しかし当時池田屋は身分上は地借層であり公式の書類には「庄兵衛地借池田屋市兵衛」と肩書を付さねばならなかった。当時の人びとの間では「地借之者どものうち市兵衛程の身上の者はこれありまじく」と評されていた。こうして池田屋はかねてから福富町の居住地三〇〇余坪の地の払い下げを願っていたが、三代目市兵衛は先代からの志を継ぎ、文化十四年(一八一七)金三〇〇両とともに宝暦七年(一七五七)から所持していた浅草新旅籠町二六八坪余の屋敷を福富町の借地代地として幕府へ上納方を願い出た。
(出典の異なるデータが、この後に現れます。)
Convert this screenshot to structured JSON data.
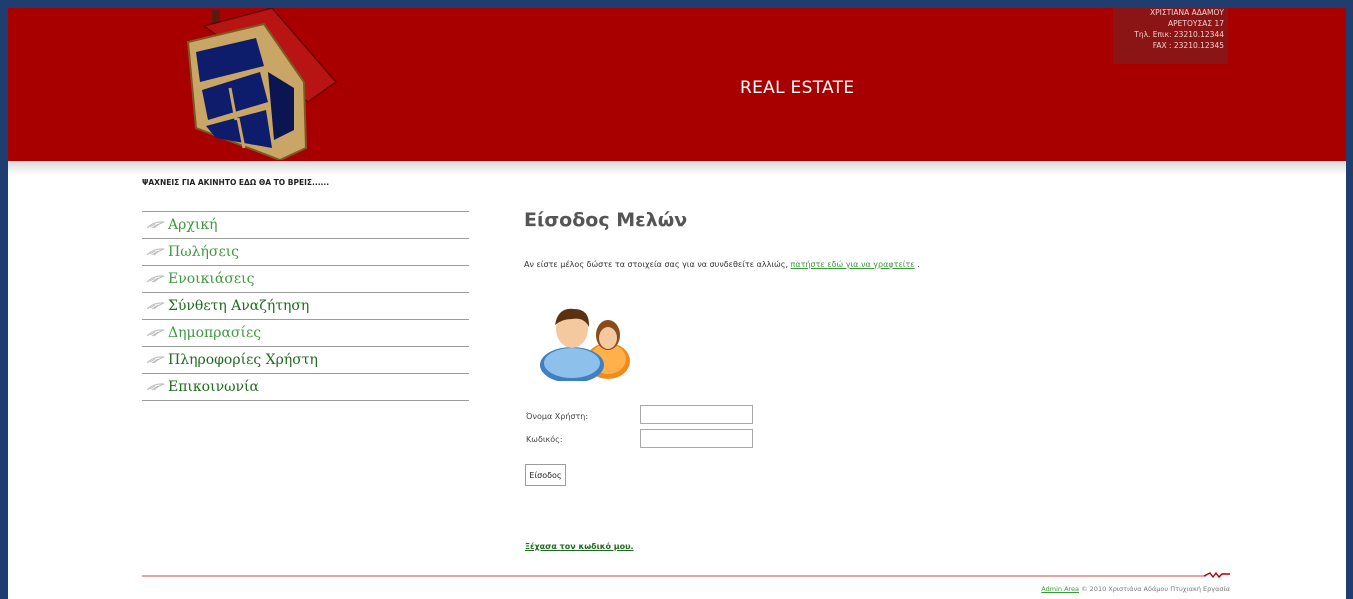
{
  "header": {
    "site_title": "REAL ESTATE",
    "contact": {
      "name": "ΧΡΙΣΤΙΑΝΑ ΑΔΑΜΟΥ",
      "address": "ΑΡΕΤΟΥΣΑΣ 17",
      "phone": "Τηλ. Επικ: 23210.12344",
      "fax": "FAX : 23210.12345"
    },
    "logo_icon": "house-icon",
    "colors": {
      "header_bg": "#a80000",
      "contact_bg": "#8b1515"
    }
  },
  "tagline": "ΨΑΧΝΕΙΣ ΓΙΑ ΑΚΙΝΗΤΟ ΕΔΩ ΘΑ ΤΟ ΒΡΕΙΣ......",
  "sidebar": {
    "items": [
      {
        "label": "Αρχική"
      },
      {
        "label": "Πωλήσεις"
      },
      {
        "label": "Ενοικιάσεις"
      },
      {
        "label": "Σύνθετη Αναζήτηση"
      },
      {
        "label": "Δημοπρασίες"
      },
      {
        "label": "Πληροφορίες Χρήστη"
      },
      {
        "label": "Επικοινωνία"
      }
    ],
    "link_color": "#3e9a3e",
    "active_color": "#1f6b1f"
  },
  "main": {
    "title": "Είσοδος Μελών",
    "intro_text": "Αν είστε μέλος δώστε τα στοιχεία σας για να συνδεθείτε αλλιώς,",
    "register_link": "πατήστε εδώ για να γραφτείτε",
    "intro_end": ".",
    "users_icon": "users-icon",
    "form": {
      "username_label": "Όνομα Χρήστη:",
      "username_value": "",
      "password_label": "Κωδικός:",
      "password_value": "",
      "submit_label": "Είσοδος"
    },
    "forgot_link": "Ξέχασα τον κωδικό μου."
  },
  "footer": {
    "admin_link": "Admin Area",
    "copyright": "© 2010 Χριστιάνα Αδάμου Πτυχιακή Εργασία"
  }
}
このとき町年寄樽屋吉五郎は「市兵衛儀は別して御奉公を勤める奇特な者である、格別の取り計らいで同人が居住している屋敷地を御褒美として下げ渡していただければ、市兵衛はもちろん外町人共も有難く感服いたすでしょう、もっともこうした例はほかにもあることとて市兵衛居住地の替地に同人が上納を願い出ている新旅籠町の地を、現地主である御蔵手代に下し置かれればしかるべきと思われます」との趣旨による懇切な添書を付していた。
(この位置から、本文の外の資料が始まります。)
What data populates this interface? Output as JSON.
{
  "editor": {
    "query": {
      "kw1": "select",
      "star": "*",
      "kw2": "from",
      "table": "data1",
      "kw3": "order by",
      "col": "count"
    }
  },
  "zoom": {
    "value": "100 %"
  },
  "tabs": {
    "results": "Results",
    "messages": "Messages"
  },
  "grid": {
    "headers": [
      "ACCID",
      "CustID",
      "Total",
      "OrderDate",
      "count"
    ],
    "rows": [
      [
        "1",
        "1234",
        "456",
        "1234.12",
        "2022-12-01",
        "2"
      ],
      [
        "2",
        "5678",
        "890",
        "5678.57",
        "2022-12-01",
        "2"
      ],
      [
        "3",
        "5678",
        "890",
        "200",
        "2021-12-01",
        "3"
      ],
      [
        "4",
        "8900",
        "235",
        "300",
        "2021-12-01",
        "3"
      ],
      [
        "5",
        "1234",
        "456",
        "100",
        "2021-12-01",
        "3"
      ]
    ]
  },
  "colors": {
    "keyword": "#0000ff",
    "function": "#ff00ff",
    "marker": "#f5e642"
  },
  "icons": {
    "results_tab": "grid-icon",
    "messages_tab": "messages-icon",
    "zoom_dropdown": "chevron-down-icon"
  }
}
これに対し町奉行所では理解を示したものの、その地は浅草御蔵手代拝領地一六ヵ所の内の地であっただけに、御蔵米を管掌する勘定奉行が難色を示したようであり、市兵衛が願い出た献納金と新旅籠町の地の上納は取りあげられなかった。しかし市兵衛はなおもあきらめず、文政十三年(一八三〇)、浅草橘町一丁目の所持地代金六二〇両、浅草平右衛門町の所持地代金五三〇両、合計一一五〇両の地、そのほか金三〇〇両を上納するので福富町の地を払い下げていただきたいと願ったがこのときも許されなかった。こうして市兵衛は子孫永久の安住を願って懸命に福富町の払い下げ運動を続けた。しかしこの志が達せられないまま天保六年(一八三五)池田屋を伜弥三郎に譲って隠居し名を宗輔と改め、天保八年六八歳で没した。
なお市兵衛は瓦曾根村の実父中村重梁の遺志を継ぎ文政九年(一八二六)金一〇〇両を凶年備えとして浅草猿屋町御貸附の内へ預金したが、天保七年の凶年に甥中村彦左衛門と相談のうえこの預金を下ろし、瓦曾根村窮民九二軒に金一両ずつの施金を行っている。また瓦曾根村最勝院(現観音堂)の境内地のうち二九坪の地を永代借り受け、そこに稲垣成斎(三代目池田屋市兵衛)瘞歯(えいし)の碑を建立したが、その碑は今でも観音堂境内に建てられている。